The team’s small, 210,000-person hometown of Chapeco has been left “stunned,” said local resident and professor of media studies Roberto Panarotto to the New York Times.
“This is a relatively small city, so everyone knows somebody who was on the plane,” he said. “Everybody is shocked, and nobody really knows how to react. Nothing like this has ever happened here.”
In a country and sports system rife with corruption, Panarotto said Chapecoense was unique.
“Lots of football clubs in Brazil have problems with the way they are run, with corruption and bad management practices, but Chapecoense is different,” he said.
Only three players are reported by the Daily Mail to have survived the crash. Defender Alan Ruschel, defender Helio Zemper, and goalie Jackson Follmann were pulled from the wreckage. Goalie Marcos Padilha survived the crash but died later of his injuries.
The team was scheduled to compete against Colombian team Atletico Nacional Wednesday in Medellin, Colombia. However, on Tuesday the team requested that the South American Football Federation award Chapecoense the trophy, according to the BBC, “as a posthumous homage to the victims.” They also sent a tweet asking fans to appear at the stadium when the game was originally scheduled dressed in white.
In addition to the players, 21 journalists and nine team members were also on board.
Hours before the crash that killed him, team manager Cadu Gaucho described the trip to Medellin as “the most important in the club’s history” on Facebook.
It was the first Brazilian team in three years to reach the Copa Sudamericana, and had become a national force in football almost overnight. BBC Brasil reporter Fernando Duarte said, “Their story is a fantastic fairytale but now it has reached a tragic end.”
The BBC reports that Brazilian teams Flamengo, Palmeira, and Sao Paulo have offered to loan Chapecoense players so that the club can continue. Sao Paulo also advocated to keep the club exempt from the second tier for three seasons to rebuild.
Brazilian President Michel Temer declared three days of national mourning for the club. Spanish football clubs Real Madrid and Barcelona held a minute of silence in honor of Chapecoense.
In the town of Chapeco, businesses remained closed and schools released their students in the wake of the tragedy. Supporters gathered at the club stadium, Arena Conda, to mourn their loss.
Supporter Djair Hipolito commented that the loss was felt uniquely in their town.
“They were such humble boys. We all knew them. They took the time to talk to us, take photos, visit people in the hospital.
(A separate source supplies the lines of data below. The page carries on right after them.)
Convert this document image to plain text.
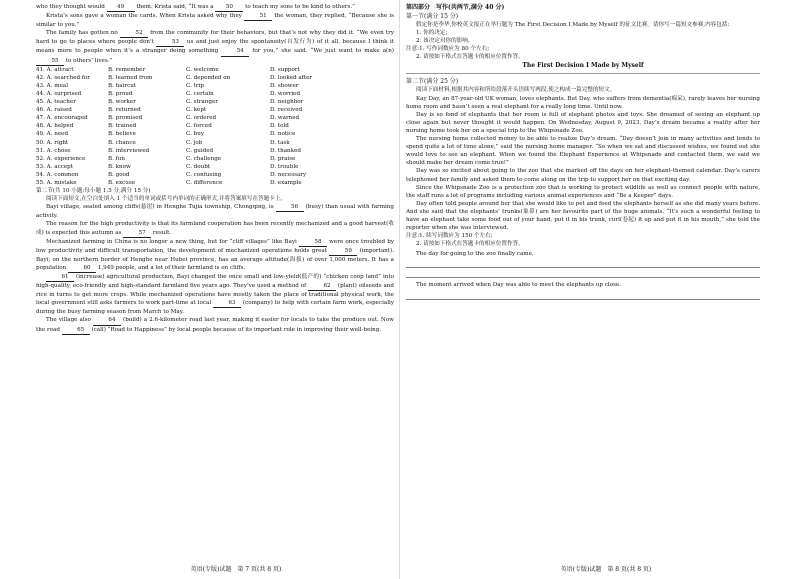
who they thought would 49 them. Krista said, “It was a 50 to teach my sons to be kind to others.”

Krista’s sons gave a woman the cards. When Krista asked why they	51 the woman, they replied, “Because she is similar to you.”

The family has gotten no	52 from the community for their behaviors, but that’s not why they did it. “We even try hard to go to places where people don’t	53 us and just enjoy the spontaneity(自发行为) of it all, because I think it means more to people when it’s a stranger doing something	54 for you,” she said. “We just want to make a(n) 55 to others’ lives.”

41. A. attract	B. remember	C. welcome	D. support
42. A. searched for	B. learned from	C. depended on	D. looked after
43. A. meal	B. haircut	C. trip	D. shower
44. A. surprised	B. proud	C. certain	D. worried
45. A. teacher	B. worker	C. stranger	D. neighbor
46. A. raised	B. returned	C. kept	D. received
47. A. encouraged	B. promised	C. ordered	D. warned
48. A. helped	B. trained	C. forced	D. told
49. A. need	B. believe	C. buy	D. notice
50. A. right	B. chance	C. job	D. task
51. A. chose	B. interviewed	C. guided	D. thanked
52. A. experience	B. fun	C. challenge	D. praise
53. A. accept	B. know	C. doubt	D. trouble
54. A. common	B. good	C. confusing	D. necessary
55. A. mistake	B. excuse	C. difference	D. example

第二节(共 10 小题;每小题 1.5 分,满分 15 分)

阅读下面短文,在空白处填入 1 个适当的单词或括号内单词的正确形式,并将答案填写在答题卡上。

Bayi village, seated among cliffs(悬崖) in Henghe Tujia township, Chongqing, is	56 (busy) than usual with farming activity.

The reason for the high productivity is that its farmland cooperation has been recently mechanized and a good harvest(收成) is expected this autumn as	57 result.

Mechanized farming in China is no longer a new thing, but for “cliff villages” like Bayi	58 were once troubled by low productivity and difficult transportation, the development of mechanized operations holds great	59 (important). Bayi, on the northern border of Henghe near Hubei province, has an average altitude(海拔) of over 1,000 meters. It has a population	60 1,949 people, and a lot of their farmland is on cliffs.

61 (increase) agricultural production, Bayi changed the once small and low-yield(低产的) “chicken coop land” into high-quality, eco-friendly and high-standard farmland five years ago. They’ve used a method of	62 (plant) oilseeds and rice in turns to get more crops. While mechanized operations have mostly taken the place of traditional physical work, the local government still asks farmers to work part-time at local	63 (company) to help with certain farm work, especially during the busy farming season from March to May.

The village also	64 (build) a 2.6-kilometer road last year, making it easier for locals to take the produce out. Now the road	65 (call) “Road to Happiness” by local people because of its important role in improving their well-being.

英语(专版)试题　第 7 页(共 8 页)

第四部分　写作(共两节,满分 40 分)

第一节(满分 15 分)

假定你是李华,你校英文报正在举行题为 The First Decision I Made by Myself 的征文比赛。请你写一篇短文参赛,内容包括:

1. 你的决定;

2. 该决定对你的影响。

注意:1. 写作词数应为 80 个左右;

2. 请按如下格式在答题卡的相应位置作答。

The First Decision I Made by Myself

第二节(满分 25 分)

阅读下面材料,根据其内容和所给段落开头语续写两段,使之构成一篇完整的短文。

Kay Day, an 87-year-old UK woman, loves elephants. But Day, who suffers from dementia(痴呆), rarely leaves her nursing home room and hasn’t seen a real elephant for a really long time. Until now.

Day is so fond of elephants that her room is full of elephant photos and toys. She dreamed of seeing an elephant up close again but never thought it would happen. On Wednesday, August 9, 2023, Day’s dream became a reality after her nursing home took her on a special trip to the Whipsnade Zoo.

The nursing home collected money to be able to realize Day’s dream. “Day doesn’t join in many activities and tends to spend quite a lot of time alone,” said the nursing home manager. “So when we sat and discussed wishes, we found out she would love to see an elephant. When we found the Elephant Experience at Whipsnade and contacted them, we said we should make her dream come true!”

Day was so excited about going to the zoo that she marked off the days on her elephant-themed calendar. Day’s carers telephoned her family and asked them to come along on the trip to support her on that exciting day.

Since the Whipsnade Zoo is a protection zoo that is working to protect wildlife as well as connect people with nature, the staff runs a lot of programs including various animal experiences and “Be a Keeper” days.

Day often told people around her that she would like to pet and feed the elephants herself as she did many years before. And she said that the elephants’ trunks(象鼻) are her favourite part of the huge animals. “It’s such a wonderful feeling to have an elephant take some food out of your hand, put it in his trunk, curl(卷起) it up and put it in his mouth,” she told the reporter when she was interviewed.

注意:1. 续写词数应为 150 个左右;

2. 请按如下格式在答题卡的相应位置作答。

The day for going to the zoo finally came.

The moment arrived when Day was able to meet the elephants up close.

英语(专版)试题　第 8 页(共 8 页)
I know that other teams are not like this. We should be celebrating now.”
Board member Gelson Dalla spoke to NBC about the crash, saying, “I woke at 4 a.m. with the news and cried a lot today. We are a different club. A very small club in Brazil with a close relationship with players and his parents, wives and kids.”
The crash has also brought back memories of similar historical tragedies in the world of football.
In 1949, the wildly successful Italian football team Torino died in a crash that killed all 31 on board. The team revisits the site of the crash annually to pay respects.
In 1958, Manchester United garnered international attention when a plane crash killed eight players in a faulty takeoff.
The most recent accident was in 1993, when 18 members of the Zambia national football team were killed in a crash shortly after the plane took off post-refueling.